Janice Houston turns 38 this weekend, but for this Pearl River Community College Adult Education graduate, age is nothing but a number.
That’s because this proud single mother of four and grandmother of one recently earned her GED.
“This is what never giving up looks like,” said Houston, who dropped out of school in the ninth grade when she was pregnant with her oldest daughter.
“I finally did it,” she said. “I have to pinch myself. I am overly joyed. I am not ashamed of my accomplishment. My plan was simple enough. I wanted to better myself in life.”
Houston made the decision to get her GED because she knew it was important to have an education.
“This (GED) was important to me because education is essential to get further in life through employment and a career,” said Houston. “I was stuck in a bubble.”
At times, Houston worked as many as three jobs to help raise her children and pay the bills. It was in 2018 while working as a cashier at a local dollar store that she decided to begin her pursuit of a nursing degree.
“A customer told me (the John Lennon line) ‘time you enjoy wasting is not wasted time’,” she said. “I procrastinated a lot. I got tired of living the way I was living.”

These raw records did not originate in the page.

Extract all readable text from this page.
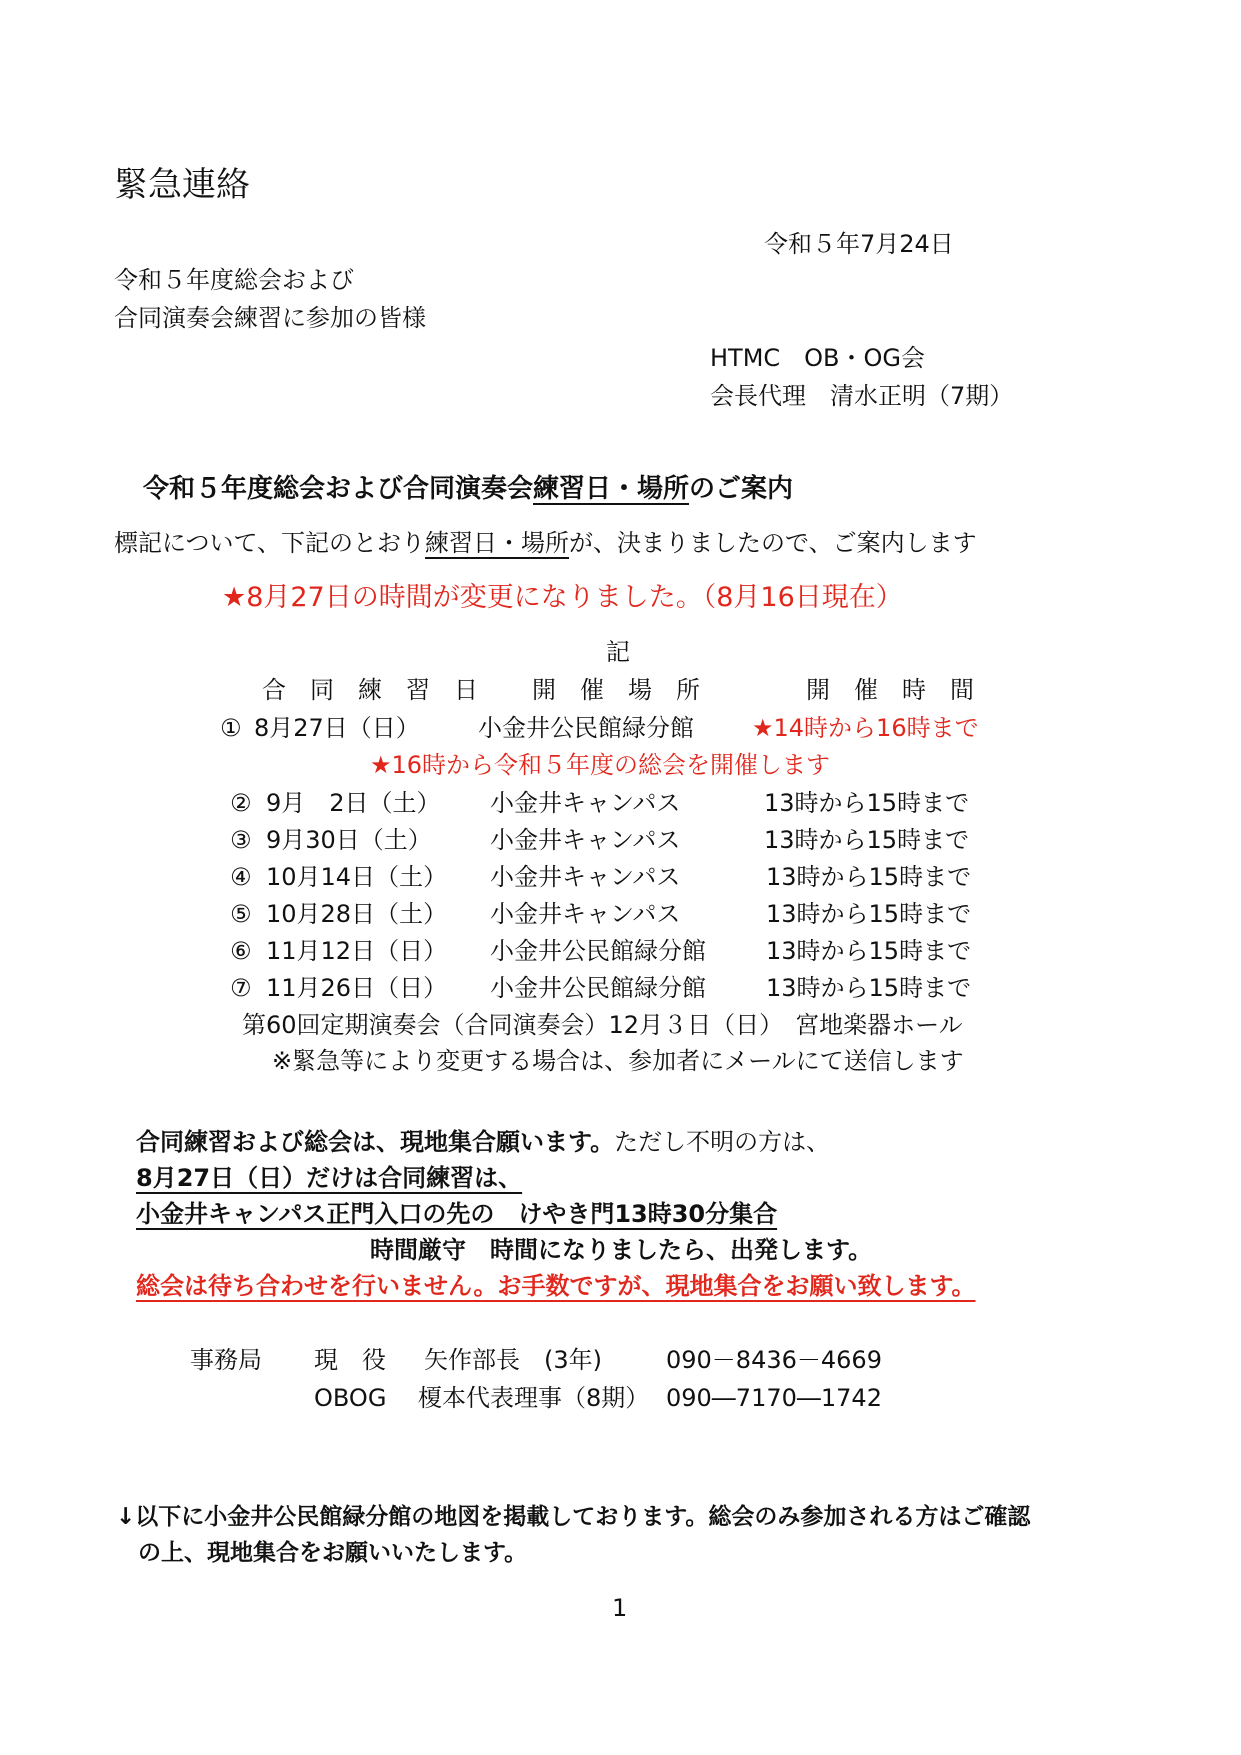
緊急連絡
令和５年7月24日
令和５年度総会および
合同演奏会練習に参加の皆様
HTMC　OB・OG会
会長代理　清水正明（7期）
令和５年度総会および合同演奏会練習日・場所のご案内
標記について、下記のとおり練習日・場所が、決まりましたので、ご案内します
★8月27日の時間が変更になりました。（8月16日現在）
記
合　同　練　習　日 開　催　場　所	開　催　時　間
① 8月27日（日） 小金井公民館緑分館 ★14時から16時まで
★16時から令和５年度の総会を開催します
② 9月　2日（土） 小金井キャンパス	13時から15時まで
③ 9月30日（土） 小金井キャンパス	13時から15時まで
④ 10月14日（土） 小金井キャンパス	13時から15時まで
⑤ 10月28日（土） 小金井キャンパス	13時から15時まで
⑥ 11月12日（日） 小金井公民館緑分館	13時から15時まで
⑦ 11月26日（日） 小金井公民館緑分館	13時から15時まで
第60回定期演奏会（合同演奏会）12月３日（日）　宮地楽器ホール
※緊急等により変更する場合は、参加者にメールにて送信します
合同練習および総会は、現地集合願います。ただし不明の方は、
8月27日（日）だけは合同練習は、
小金井キャンパス正門入口の先の　けやき門13時30分集合
時間厳守　時間になりましたら、出発します。
総会は待ち合わせを行いません。お手数ですが、現地集合をお願い致します。
事務局 現　役 矢作部長　(3年)	090－8436－4669
OBOG 榎本代表理事（8期） 090―7170―1742
↓以下に小金井公民館緑分館の地図を掲載しております。総会のみ参加される方はご確認
の上、現地集合をお願いいたします。
1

This fall, she will attend PRCC at the Forrest County Center to begin a general studies program with her goal of being a LPN one day. Later on, she can see herself in PRCC’s new LPN to RN bridge program at the FCC.
“I’m so proud of Janice earning her high school equivalency diploma,” said Christy Brady, PRCC Adult Ed counselor.
“In the time that I’ve known her, she has been such a hard worker. As a single parent, she is determined to push herself for higher and higher achievements, so she can show her children it pays to never give up. She is opening up so many opportunities for herself.”
Houston’s daughter, Alexis McGill, is especially proud of her mom.
“She worked on this as far back as I can remember,” said Alexis, 22, the mother of six-month-old Kyng Paige. “Every time she would go to get her GED, something would come up to stop her. She had to work three jobs at times to take care of us. It’s very surreal for me personally because of everything she went through to reach this point.”
Houston’s two-year path to gaining her diploma was not without challenges. While going to school, working and raising her children, she also managed to get certified through PRCC’s forklift program at the Woodall Advanced Technology Center.
She learned March 11 that she had passed the final test. It’s a day she won’t soon forget.
“I cried, but they were tears of joy,” she said. “My children are all excited for me. I finally completed as goals they I have always talked about.”
Houston wants to thank all the people at PRCC who helped her along. “All of the people here were very sweet, kind and helpful,” she said.
She has some advice for students like herself who did not finish high school.
“I would tell them to go ahead and receive your high school diploma,” she said. “It’s very important. It can open so many career doors. You can do anything if you put your mind to it. You have to try and never give up.”